Конечно, я человек современный: пуганый, послевоенный. О смерти наслышан, не единожды рассуждал о ней с товарищами и сам с собой. Фильмов и книг про это хоть отбавляй. И все ж таки нехорошо. Тревожно и обидно. За живое обидно. Ходил, ездил… Ботинки блестящие обул. И вдруг умер. На вокзале. На жестком диване. Вот, мол, вам, товарищи пассажиры! Вы тут за чемоданы хватаетесь, за кошельки да кошелки… А вот вы теперь за сердце хватайтесь. Потому что это не только я умер, а и все мы — каждый в отдельности — в любой момент таким макаром загреметь можем.
Поискав глазами Салтыкова и не найдя его рядом, я вдруг увидел Усыскина, того самого учителя, который у всех про документы спрашивал. Такой длинный и на редкость тощий. Костяной. Теперь ведь как: пожилые люди, кого ни возьми, все с жирком. С животиками. Сытно едят. От души. И если уж ты встретил доходягу, то непременно подумаешь: язвенник. Или того хуже — неврастеник. Короче говоря — больной.
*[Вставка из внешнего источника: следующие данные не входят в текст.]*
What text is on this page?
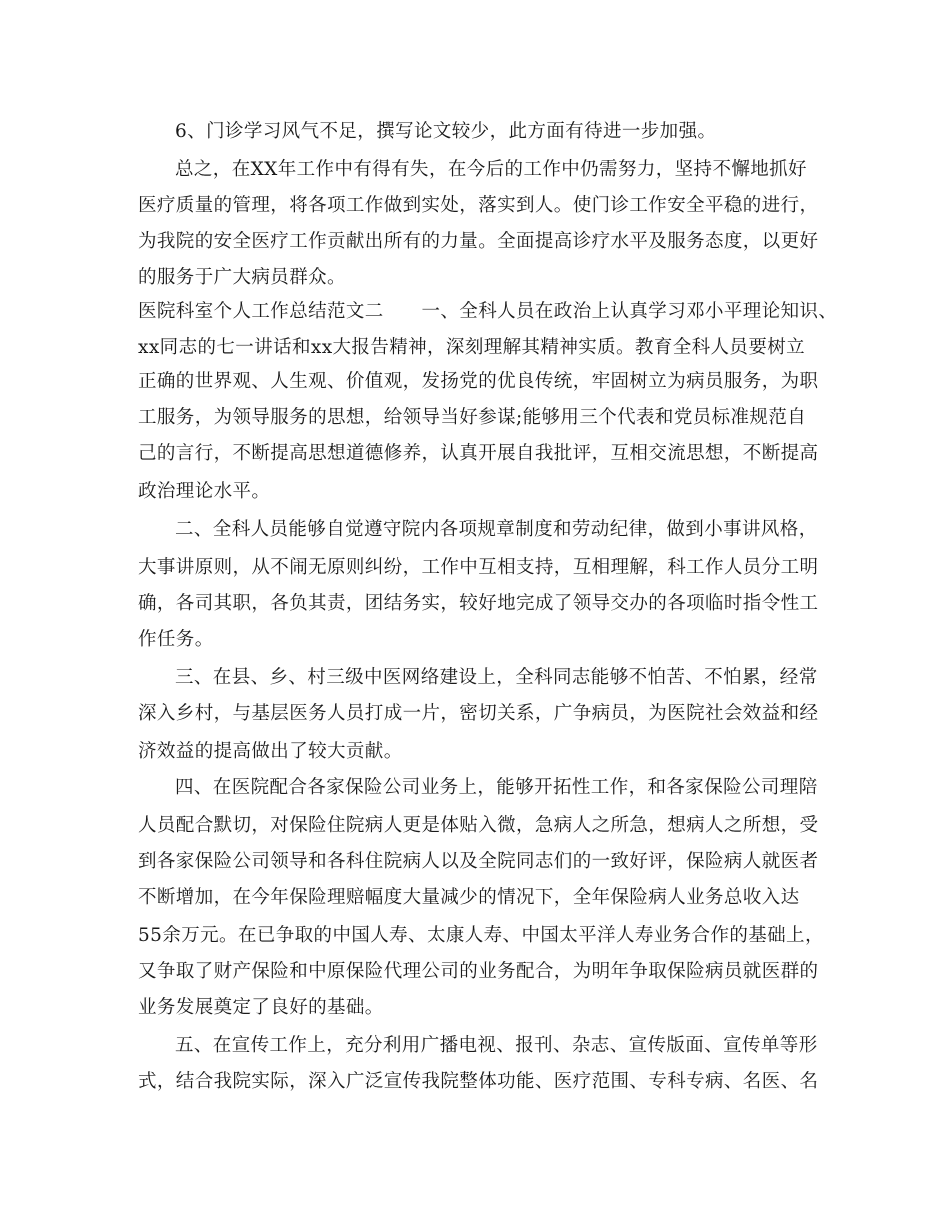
6、门诊学习风气不足，撰写论文较少，此方面有待进一步加强。
总之，在XX年工作中有得有失，在今后的工作中仍需努力，坚持不懈地抓好
医疗质量的管理，将各项工作做到实处，落实到人。使门诊工作安全平稳的进行，
为我院的安全医疗工作贡献出所有的力量。全面提高诊疗水平及服务态度，以更好
的服务于广大病员群众。
医院科室个人工作总结范文二　　一、全科人员在政治上认真学习邓小平理论知识、
xx同志的七一讲话和xx大报告精神，深刻理解其精神实质。教育全科人员要树立
正确的世界观、人生观、价值观，发扬党的优良传统，牢固树立为病员服务，为职
工服务，为领导服务的思想，给领导当好参谋;能够用三个代表和党员标准规范自
己的言行，不断提高思想道德修养，认真开展自我批评，互相交流思想，不断提高
政治理论水平。
二、全科人员能够自觉遵守院内各项规章制度和劳动纪律，做到小事讲风格，
大事讲原则，从不闹无原则纠纷，工作中互相支持，互相理解，科工作人员分工明
确，各司其职，各负其责，团结务实，较好地完成了领导交办的各项临时指令性工
作任务。
三、在县、乡、村三级中医网络建设上，全科同志能够不怕苦、不怕累，经常
深入乡村，与基层医务人员打成一片，密切关系，广争病员，为医院社会效益和经
济效益的提高做出了较大贡献。
四、在医院配合各家保险公司业务上，能够开拓性工作，和各家保险公司理陪
人员配合默切，对保险住院病人更是体贴入微，急病人之所急，想病人之所想，受
到各家保险公司领导和各科住院病人以及全院同志们的一致好评，保险病人就医者
不断增加，在今年保险理赔幅度大量减少的情况下，全年保险病人业务总收入达
55余万元。在已争取的中国人寿、太康人寿、中国太平洋人寿业务合作的基础上，
又争取了财产保险和中原保险代理公司的业务配合，为明年争取保险病员就医群的
业务发展奠定了良好的基础。
五、在宣传工作上，充分利用广播电视、报刊、杂志、宣传版面、宣传单等形
式，结合我院实际，深入广泛宣传我院整体功能、医疗范围、专科专病、名医、名
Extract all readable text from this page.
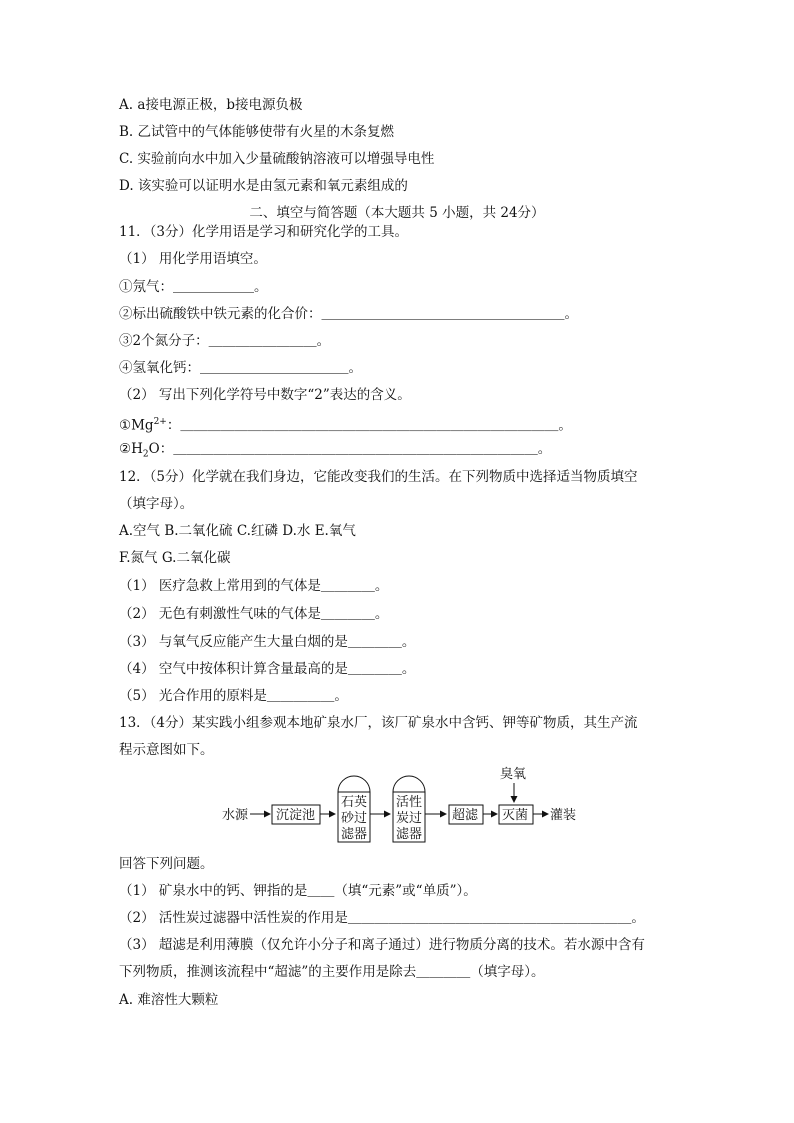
A. a接电源正极，b接电源负极
B. 乙试管中的气体能够使带有火星的木条复燃
C. 实验前向水中加入少量硫酸钠溶液可以增强导电性
D. 该实验可以证明水是由氢元素和氧元素组成的
二、填空与简答题（本大题共 5 小题，共 24分）
11．（3分）化学用语是学习和研究化学的工具。
（1） 用化学用语填空。
①氖气：＿＿＿＿＿＿。
②标出硫酸铁中铁元素的化合价：＿＿＿＿＿＿＿＿＿＿＿＿＿＿＿＿＿＿。
③2个氮分子：＿＿＿＿＿＿＿＿。
④氢氧化钙：＿＿＿＿＿＿＿＿＿＿＿。
（2） 写出下列化学符号中数字“2”表达的含义。
$①Mg^{2+}$：＿＿＿＿＿＿＿＿＿＿＿＿＿＿＿＿＿＿＿＿＿＿＿＿＿＿＿＿。
$②H_2O$：＿＿＿＿＿＿＿＿＿＿＿＿＿＿＿＿＿＿＿＿＿＿＿＿＿＿＿。
12．（5分）化学就在我们身边，它能改变我们的生活。在下列物质中选择适当物质填空
（填字母）。
A.空气 B.二氧化硫 C.红磷 D.水 E.氧气
F.氮气 G.二氧化碳
（1） 医疗急救上常用到的气体是＿＿＿＿。
（2） 无色有刺激性气味的气体是＿＿＿＿。
（3） 与氧气反应能产生大量白烟的是＿＿＿＿。
（4） 空气中按体积计算含量最高的是＿＿＿＿。
（5） 光合作用的原料是＿＿＿＿＿。
13．（4分）某实践小组参观本地矿泉水厂，该厂矿泉水中含钙、钾等矿物质，其生产流
程示意图如下。
水源 沉淀池
石英
砂过
滤器
活性
炭过
滤器
超滤
臭氧
灭菌 灌装
回答下列问题。
（1） 矿泉水中的钙、钾指的是＿＿（填“元素”或“单质”）。
（2） 活性炭过滤器中活性炭的作用是＿＿＿＿＿＿＿＿＿＿＿＿＿＿＿＿＿＿＿＿＿。
（3） 超滤是利用薄膜（仅允许小分子和离子通过）进行物质分离的技术。若水源中含有
下列物质，推测该流程中“超滤”的主要作用是除去＿＿＿＿（填字母）。
A. 难溶性大颗粒
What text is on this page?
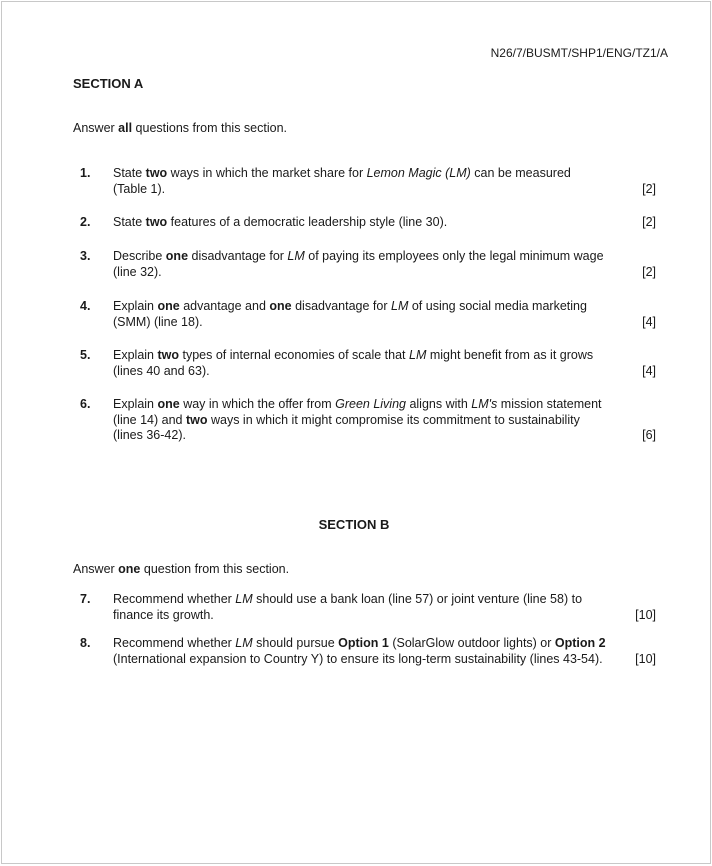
N26/7/BUSMT/SHP1/ENG/TZ1/A
SECTION A
Answer all questions from this section.
1. State two ways in which the market share for Lemon Magic (LM) can be measured (Table 1).	[2]
2. State two features of a democratic leadership style (line 30).	[2]
3. Describe one disadvantage for LM of paying its employees only the legal minimum wage (line 32).	[2]
4. Explain one advantage and one disadvantage for LM of using social media marketing (SMM) (line 18).	[4]
5. Explain two types of internal economies of scale that LM might benefit from as it grows (lines 40 and 63).	[4]
6. Explain one way in which the offer from Green Living aligns with LM's mission statement (line 14) and two ways in which it might compromise its commitment to sustainability (lines 36-42).	[6]
SECTION B
Answer one question from this section.
7. Recommend whether LM should use a bank loan (line 57) or joint venture (line 58) to finance its growth.	[10]
8. Recommend whether LM should pursue Option 1 (SolarGlow outdoor lights) or Option 2 (International expansion to Country Y) to ensure its long-term sustainability (lines 43-54).	[10]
А Усыскин-то, Усыскин! Растолкал любопытных — и к покойнику. Сейчас документы потребует, не разобравшись. Шизик неуравновешенный. Отец у меня тоже худой был. То есть худощавый. Геолог, всегда на ногах, в странствиях. Он и теперь, наверное, без этих самых, без отложений. А впрочем, и геологи жиреют. Я это почему отца вспомнил? Потому что — о себе подумал. Каким я после сорока сделаюсь? По теории наследственности. А отец… И где только человек шляется? С сыном, с сестрой родной — в переписке не состоит. Понятно. Нелюдим. И сестра, и сын люди взрослые. Самостоятельные. Но ведь и ничего они от пропавшего не требуют, кроме одного: дай знать — жив ты или нет? В каком времени о тебе разговаривать: в настоящем или прошедшем? Наверняка без семьи… Старый, неуживчивый. Неухоженный. Вот так, как этот на диване… Ляжет и — до свидания.
А Усыскин шумит! Вот беспокойная голова… Общественник жуткий!
— Заявляю! — кричит. — Во всеуслышанье! Именно этот человек, — показывает на мертвяка, — потерял документы! А я, идиот, бегаю, спрашиваю всех. На неприятности нарываюсь. Его документы! Узнаю по фотографии. И деньги его! То-то я кричу, спрашиваю: чей бумажник, чьи документы? Да разве такой откликнется? Я сразу неладное почувствовал. Кому бы это от своих документов отказываться? Отмалчиваться? Тем пуще — от денег? Хоть и небольшие, но — денежки. Сумма. Обладающая покупной способностью.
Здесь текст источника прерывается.